Per coloro che si avvicinano per la prima volta alla band, gli
Archgoat sono uno dei più ferali, vecchi e longevi gruppi black metal provenienti dalla Terra dei 1000 Laghi. Per nulla inclini al compromesso, sono una di quelle band portabandiera del black metal satanico per eccellenza, quello in cui la musica è il privilegiato veicolo tramite il quale esprimere il pieno disprezzo per il cristianesimo e i suoi simboli.
Detto questo,
“The luciferian crown” continua il discorso sospeso nel 2015 con la pubblicazione di “
The apocalyptic triumphator”, il black metal d’assalto vede sempre più costante l’inserimento di precisi rallentamenti che non disdegnano la discensa in mid-tempo pregni di groove.

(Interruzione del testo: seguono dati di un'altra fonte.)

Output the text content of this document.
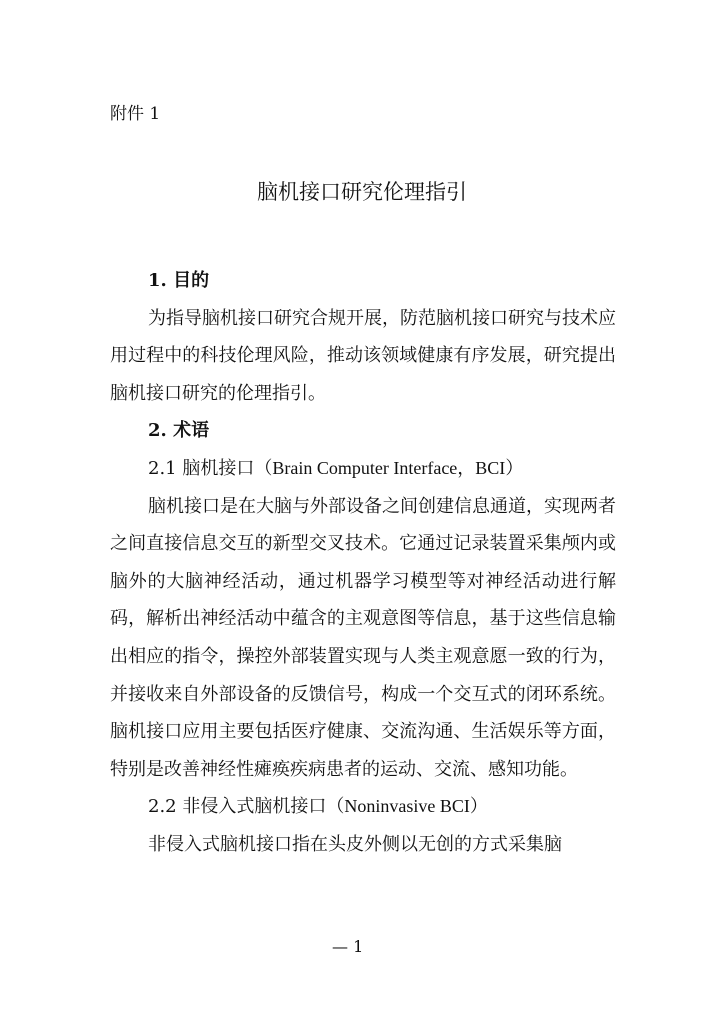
附件 1
脑机接口研究伦理指引

1. 目的

为指导脑机接口研究合规开展，防范脑机接口研究与技术应用过程中的科技伦理风险，推动该领域健康有序发展，研究提出脑机接口研究的伦理指引。

2. 术语

2.1 脑机接口（Brain Computer Interface，BCI）

脑机接口是在大脑与外部设备之间创建信息通道，实现两者之间直接信息交互的新型交叉技术。它通过记录装置采集颅内或脑外的大脑神经活动，通过机器学习模型等对神经活动进行解码，解析出神经活动中蕴含的主观意图等信息，基于这些信息输出相应的指令，操控外部装置实现与人类主观意愿一致的行为，并接收来自外部设备的反馈信号，构成一个交互式的闭环系统。脑机接口应用主要包括医疗健康、交流沟通、生活娱乐等方面，特别是改善神经性瘫痪疾病患者的运动、交流、感知功能。

2.2 非侵入式脑机接口（Noninvasive BCI）

非侵入式脑机接口指在头皮外侧以无创的方式采集脑

— 1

Sì groove, avete letto bene.
E’ un dato di fatto che gli
Archgoat del 2018 non puntino al puro caos sonoro, hanno reso la loro proposta più “accessibile” (virgolettato obbligatorio mi raccomando, prendere cum grano salis), ed in questo senso si sono mossi scegliendo una produzione meno confusa – risultano comprensibilissimi sia i samples utilizzati che le linee di tastiera presenti in alcuni brani – e un cantato meno gutturale e belluino rispetto al passato.
Prendete ad esempio “
The obsidian flame (from my depths)”: l’incedere sulfureo e cadenzato di un riff semplice ma d’effetto, le sottili linee di tastiera in sottofondo, il cantato di un officiante
Lord Angelslayer… sembrerà strano a chi ha consumato allo sfinimento
“Whore of Bethlehem” eppure funziona!
Le canzoni sono meno istintive e più sfaccettate -
“The luciferian crown” brucia lento ma costante per tutti i suoi 36 minuti scarsi di durata – e credo che i vecchi fan probabilmente gli rimprovereranno di aver perso qualcosa in esplosività anche se le canzoni dove si pigia sull’acceleratore non mancano e picchiano forte (v.
“Jesus Christ father of lies” o
“Darkness has returned”).
Oggettivamente abbiamo fra le mani un buon disco, vario, dinamico ed intenso, e per questi aspetti va apprezzato. Lamentarsi che non è un “
Angelcunt” pt. seconda serve a ben poco.